The FCC said Friday its revised ownership reporting form (323) would be available on its Web site on or before Dec. 9, and that it would hold a workshop at 2 p.m. on that date to walk filers through the new form. The commission also said it would allow filers to use an "interim" ID number that does not require them to proviide their social security number.

The agency is collecting more information on the form partly as a way to better track minority ownership by requiring owners of smaller stakes in broadcast properties to report them.

The FCC two weeks ago delayed the date for turning in the form from Dec. 15 to Jan. 11, saying the online form was not quite ready.

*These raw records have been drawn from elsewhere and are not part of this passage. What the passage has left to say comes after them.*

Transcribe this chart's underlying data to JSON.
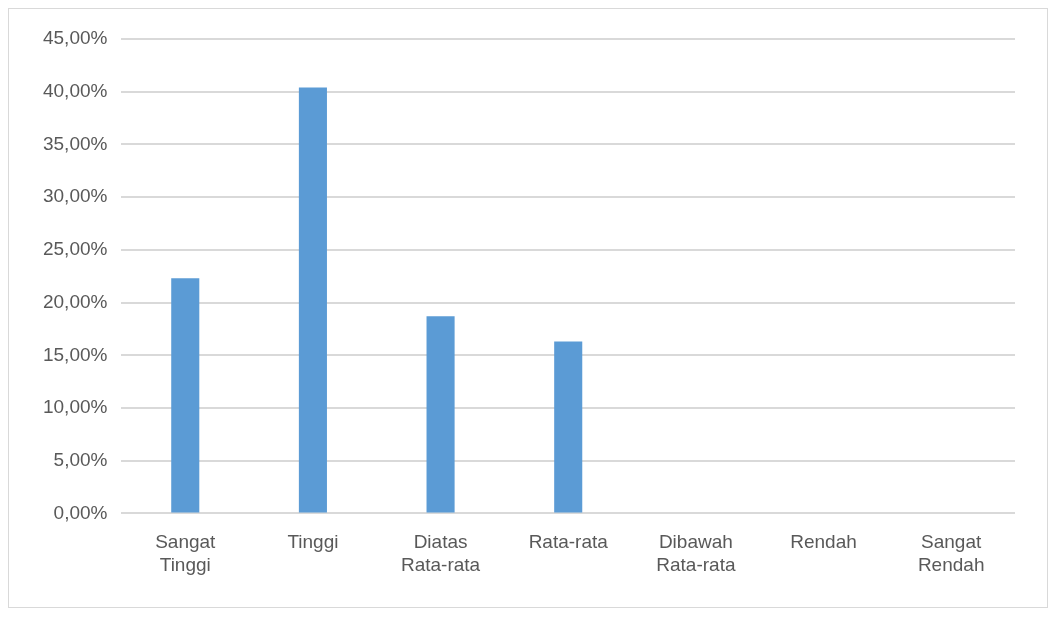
{
  "chart_data": {
    "type": "bar",
    "categories": [
      "Sangat Tinggi",
      "Tinggi",
      "Diatas Rata-rata",
      "Rata-rata",
      "Dibawah Rata-rata",
      "Rendah",
      "Sangat Rendah"
    ],
    "values": [
      22.3,
      40.4,
      18.7,
      16.3,
      0,
      0,
      0
    ],
    "color": "#5b9bd5",
    "ylim": [
      0,
      45
    ],
    "yticks": [
      {
        "value": 0,
        "label": "0,00%"
      },
      {
        "value": 5,
        "label": "5,00%"
      },
      {
        "value": 10,
        "label": "10,00%"
      },
      {
        "value": 15,
        "label": "15,00%"
      },
      {
        "value": 20,
        "label": "20,00%"
      },
      {
        "value": 25,
        "label": "25,00%"
      },
      {
        "value": 30,
        "label": "30,00%"
      },
      {
        "value": 35,
        "label": "35,00%"
      },
      {
        "value": 40,
        "label": "40,00%"
      },
      {
        "value": 45,
        "label": "45,00%"
      }
    ],
    "grid": "y",
    "legend": false
  }
}
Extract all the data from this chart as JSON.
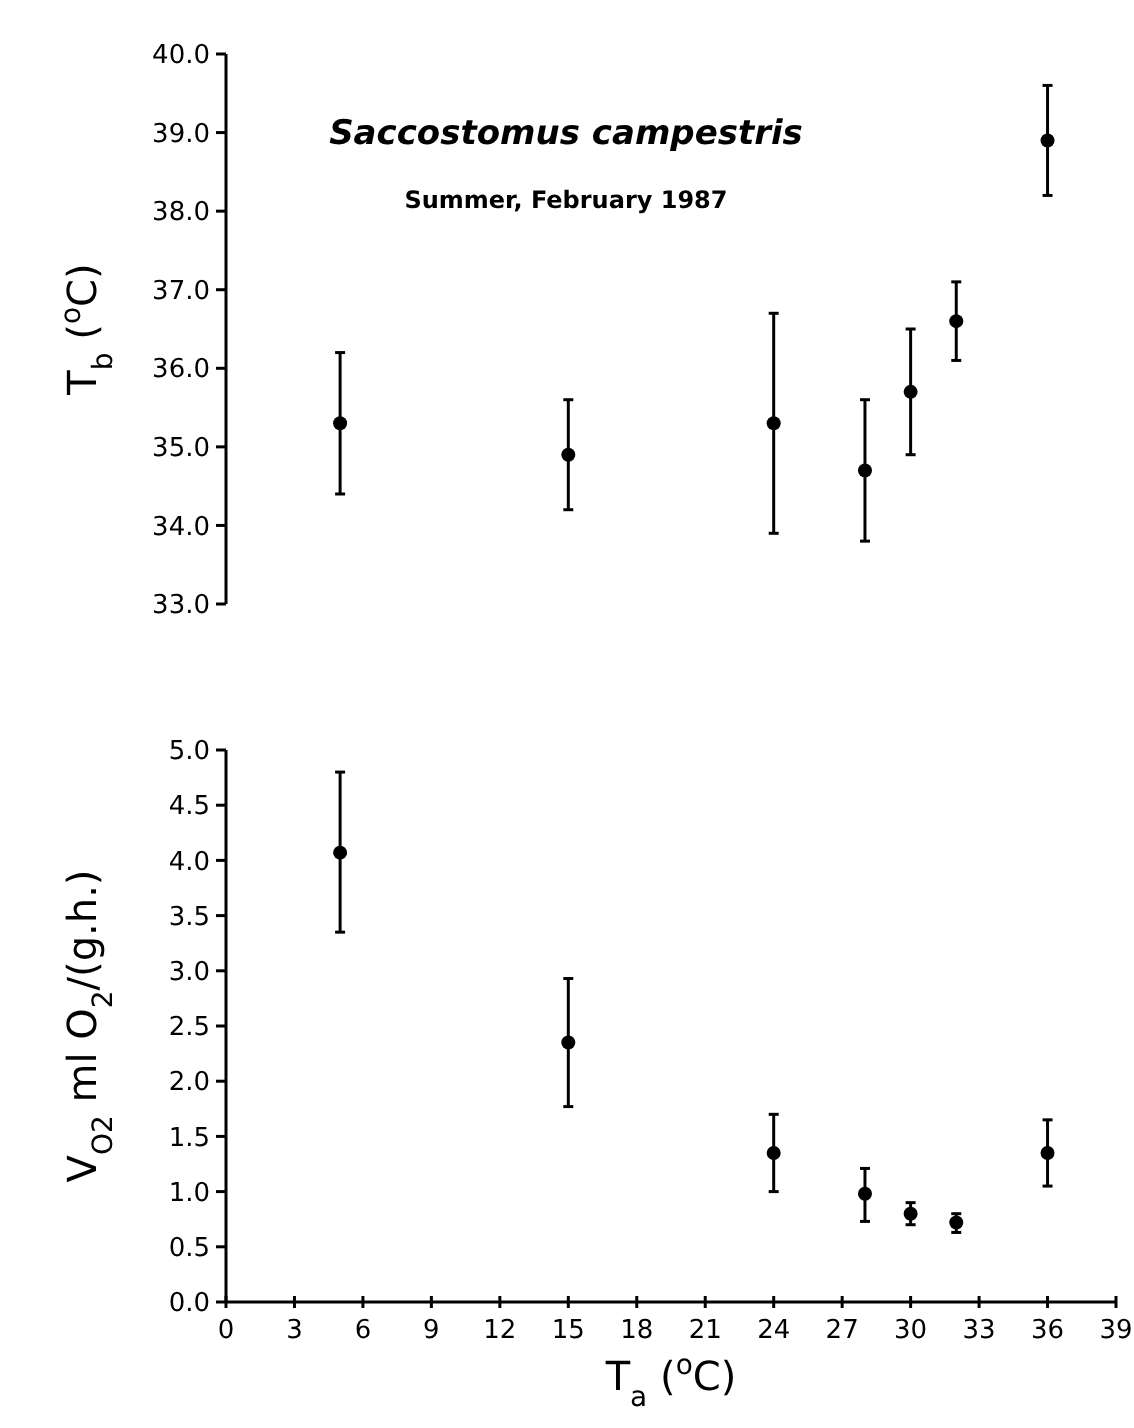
{
  "chart_data": [
    {
      "type": "scatter",
      "title": "Saccostomus campestris",
      "subtitle": "Summer, February 1987",
      "ylabel": "T$_{b}$ ($^{o}$C)",
      "x": [
        5,
        15,
        24,
        28,
        30,
        32,
        36
      ],
      "values": [
        35.3,
        34.9,
        35.3,
        34.7,
        35.7,
        36.6,
        38.9
      ],
      "errors": [
        [
          34.4,
          36.2
        ],
        [
          34.2,
          35.6
        ],
        [
          33.9,
          36.7
        ],
        [
          33.8,
          35.6
        ],
        [
          34.9,
          36.5
        ],
        [
          36.1,
          37.1
        ],
        [
          38.2,
          39.6
        ]
      ],
      "color": "#000000",
      "marker": "circle",
      "xlim": [
        0,
        39
      ],
      "ylim": [
        33,
        40
      ],
      "yticks": [
        {
          "value": 33,
          "label": "33.0"
        },
        {
          "value": 34,
          "label": "34.0"
        },
        {
          "value": 35,
          "label": "35.0"
        },
        {
          "value": 36,
          "label": "36.0"
        },
        {
          "value": 37,
          "label": "37.0"
        },
        {
          "value": 38,
          "label": "38.0"
        },
        {
          "value": 39,
          "label": "39.0"
        },
        {
          "value": 40,
          "label": "40.0"
        }
      ],
      "tick_labels": "y",
      "grid": false
    },
    {
      "type": "scatter",
      "xlabel": "T$_{a}$ ($^{o}$C)",
      "ylabel": "V$_{O2}$ ml O$_{2}$/(g.h.)",
      "x": [
        5,
        15,
        24,
        28,
        30,
        32,
        36
      ],
      "values": [
        4.07,
        2.35,
        1.35,
        0.98,
        0.8,
        0.72,
        1.35
      ],
      "errors": [
        [
          3.35,
          4.8
        ],
        [
          1.77,
          2.93
        ],
        [
          1.0,
          1.7
        ],
        [
          0.73,
          1.21
        ],
        [
          0.7,
          0.9
        ],
        [
          0.63,
          0.8
        ],
        [
          1.05,
          1.65
        ]
      ],
      "color": "#000000",
      "marker": "circle",
      "xlim": [
        0,
        39
      ],
      "xticks": [
        0,
        3,
        6,
        9,
        12,
        15,
        18,
        21,
        24,
        27,
        30,
        33,
        36,
        39
      ],
      "ylim": [
        0,
        5
      ],
      "yticks": [
        {
          "value": 0,
          "label": "0.0"
        },
        {
          "value": 0.5,
          "label": "0.5"
        },
        {
          "value": 1,
          "label": "1.0"
        },
        {
          "value": 1.5,
          "label": "1.5"
        },
        {
          "value": 2,
          "label": "2.0"
        },
        {
          "value": 2.5,
          "label": "2.5"
        },
        {
          "value": 3,
          "label": "3.0"
        },
        {
          "value": 3.5,
          "label": "3.5"
        },
        {
          "value": 4,
          "label": "4.0"
        },
        {
          "value": 4.5,
          "label": "4.5"
        },
        {
          "value": 5,
          "label": "5.0"
        }
      ],
      "grid": false
    }
  ]
}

But it has also received a petition to delay the date from law firm Fletcher, Heald & Hildreth, which argued that the form was changed without sufficient notice, and that to include the requirement for owners of virtually any size stake in a broadcast property to provide those Social Security numbers raised privacy issues. The FCC said the delay was procedural and did not address that petition in its announcement of the extension.

In its public notice announcing the Dec. 9 date, the FCC also said that it is allowing filers to use a Special Use FRN (FCC Registration Number) instead of a Social Security number, but made clear it was a temporary fix and that it expected eventually to get an SSN from them.

"As a rule, all filers must provide an FCC Registration Number (FRN) for all persons and entities reported on Form 323. If, however, after using diligent and good-faith efforts, you are unable to obtain an FRN for any specific individual required to be reported on Form 323, the electronic form contains a mechanism for generating an interim "Special Use FRN" solely for the purposes of completing the form. The "Special Use FRN" may be used only to file a biennial ownership report on FCC Form 323 and may not be used for any other purpose at the FCC."

It may be only a temporary fix, but it also gives the FCC some wiggle room depending on how it rules on the Fletcher Heald & Hildreth petition.